Introduction: The frequency of bile duct injuries associated to cholecystectomy remains constant (0.3-0.6%). A multidisciplinary approach (endoscopical, radiological, and surgical) is necessary to optimize the outcome of the patient. Surgery is indicated when complete section of the duct is identified (Strasberg's E injuries) requiring a bilioenteric anastomosis as treatment. Nowadays, the most frequent technique used for reconstruction is a Roux-en-Y hepatojejunostomy. Long-term results of reconstruction are related to several technical and anatomic factors, but an ischemic duct (with subsequent scarring) plays a mayor role. In this paper, we report the results of biliary reconstructions comparing the extrahepatic-probably ischemic -- to intrahepatic -- non ischemic -- repairs.
Methods: We reviewed the files of patients referred to our hospital (third-level teaching hospital) for bile duct repair after iatrogenic injury from 1990 to July 2006. Injury classification, time lapse since injury, surgical repair technique, and long-term follow-up were noted. In all cases, a Roux-en-Y hepatojejunostomy was done. Partial resection of segment IV was performed in 136 patients to obtain noninflamed, nonscarred, nonischemic biliary ducts with the purpose of reaching the confluence and achieving a high-quality bilioenteric anastomosis. An anastomosis at the level of the confluence was attempted in 293 patients (in 198 the confluence was preserved and in 95 it was lost). In the remaining 80 patients, a low bilioenteric anastomosis was done at the level of the common hepatic duct.
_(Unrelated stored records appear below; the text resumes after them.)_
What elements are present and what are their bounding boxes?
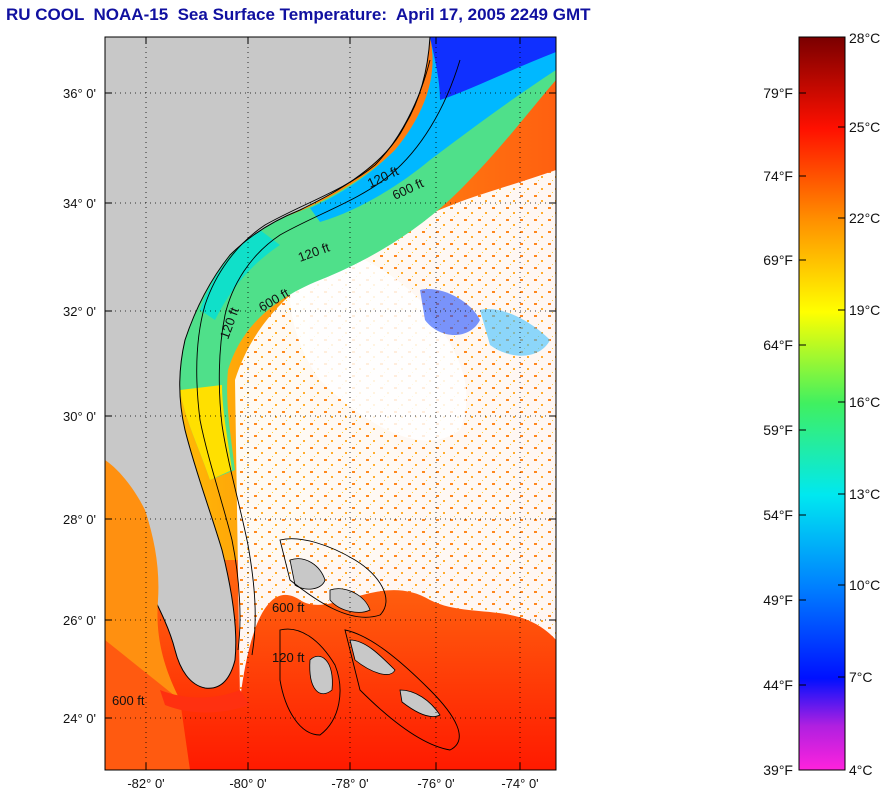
lon-label: -80° 0' xyxy=(229,776,266,791)
colorbar-celsius-label: 7°C xyxy=(849,669,873,685)
isobath-label: 120 ft xyxy=(272,650,305,665)
bahamas-island xyxy=(399,689,441,717)
map-panel: 120 ft 600 ft 120 ft 600 ft 120 ft 600 f… xyxy=(105,37,556,770)
lat-label: 28° 0' xyxy=(63,512,96,527)
colorbar-ticks xyxy=(799,92,845,686)
colorbar-celsius-label: 28°C xyxy=(849,30,880,46)
colorbar-gradient xyxy=(798,36,846,771)
map-frame xyxy=(104,36,557,771)
colorbar-fahrenheit-label: 59°F xyxy=(763,422,793,438)
isobath-bank xyxy=(344,629,460,751)
isobath-bank xyxy=(279,628,341,736)
cold-patch xyxy=(420,289,480,335)
warm-shelf-band xyxy=(180,385,232,480)
lon-label: -76° 0' xyxy=(417,776,454,791)
isobath-600ft xyxy=(218,59,461,656)
colorbar-fahrenheit-label: 74°F xyxy=(763,168,793,184)
bahamas-island xyxy=(349,639,396,675)
lat-label: 26° 0' xyxy=(63,613,96,628)
longitude-labels: -82° 0' -80° 0' -78° 0' -76° 0' -74° 0' xyxy=(127,776,538,791)
lat-label: 30° 0' xyxy=(63,409,96,424)
coldest-shelf-water xyxy=(430,37,556,100)
lat-label: 32° 0' xyxy=(63,304,96,319)
colorbar-fahrenheit-label: 64°F xyxy=(763,337,793,353)
lat-label: 34° 0' xyxy=(63,196,96,211)
land-southeast-us xyxy=(105,37,431,689)
lon-label: -82° 0' xyxy=(127,776,164,791)
lat-label: 24° 0' xyxy=(63,711,96,726)
bahamas-island xyxy=(289,558,326,590)
cold-patch-2 xyxy=(480,309,550,356)
isobath-label: 600 ft xyxy=(272,600,305,615)
colorbar-celsius-label: 16°C xyxy=(849,394,880,410)
cloud-patch xyxy=(289,247,467,441)
bahamas-island xyxy=(309,655,333,695)
colorbar-fahrenheit-label: 39°F xyxy=(763,762,793,778)
colorbar-fahrenheit-label: 49°F xyxy=(763,592,793,608)
colorbar-fahrenheit-label: 44°F xyxy=(763,677,793,693)
lat-label: 36° 0' xyxy=(63,86,96,101)
florida-straits xyxy=(160,690,250,713)
bahamas-island xyxy=(329,588,371,613)
shelf-band-cyan xyxy=(200,230,280,320)
colorbar-celsius-label: 10°C xyxy=(849,577,880,593)
shelf-water-band xyxy=(178,37,556,480)
colorbar-fahrenheit-label: 69°F xyxy=(763,252,793,268)
gulf-warm xyxy=(105,640,190,770)
isobath-bank xyxy=(279,538,387,618)
latitude-labels: 36° 0' 34° 0' 32° 0' 30° 0' 28° 0' 26° 0… xyxy=(63,86,96,726)
colorbar-celsius-label: 4°C xyxy=(849,762,873,778)
map-title: RU COOL NOAA-15 Sea Surface Temperature:… xyxy=(6,5,591,24)
colorbar-fahrenheit-label: 54°F xyxy=(763,507,793,523)
isobath-120ft xyxy=(196,59,431,651)
colorbar: 28°C 25°C 22°C 19°C 16°C 13°C 10°C 7°C 4… xyxy=(763,30,880,778)
colorbar-celsius-label: 25°C xyxy=(849,119,880,135)
axis-ticks xyxy=(105,37,556,770)
colorbar-celsius-label: 19°C xyxy=(849,302,880,318)
lon-label: -74° 0' xyxy=(501,776,538,791)
cold-shelf-water xyxy=(310,37,556,222)
lon-label: -78° 0' xyxy=(331,776,368,791)
graticule xyxy=(105,37,556,770)
colorbar-fahrenheit-label: 79°F xyxy=(763,85,793,101)
colorbar-celsius-label: 22°C xyxy=(849,210,880,226)
colorbar-celsius-label: 13°C xyxy=(849,486,880,502)
isobath-label: 600 ft xyxy=(112,693,145,708)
We compared intrahepatic (198) and extrahepatic (80) repairs.
Results: A total of 405 cases (88 males, 317 females) were identified, with a mean age of 42 years (range 17-75). All of the injuries were classified as Strasberg E1, E2, E3, E5 (less frequent); those with E4 classification (separated ducts) were excluded. In all cases, the confluence was preserved (N = 293). Thirty-two cases were repaired minutes to hours after the injury occurred. The remaining 373 patients arrived weeks after the injury. In 198 cases, an intrahepatic repair was done, including the 136 in which resection of segments IV and V was part of the surgery. In the remaining 80 cases (operated between 1990 and 1997), an extrahepatic repair was done at the level of the common hepatic duct where the surgeon found a healthy duct. Twelve (15%) of the 80 cases with extrahepatic anastomosis required a new intervention (surgical or radiological), compared to only 8 of the 198 (3%) that had an intrahepatic anastomosis (P = 0.00062). Good results were obtained in 85% and 97% of the cases with extrahepatic anastomosis and intrahepatic anastomosis, respectively. Both groups had a reintervention rate of 7% (20/278).
Conclusions: An intrahepatic anastomosis requires finding nonscarred, nonischemic ducts, thus allowing a safe and high-quality anastomosis with significantly better results when compared to the low-level anastomosis group.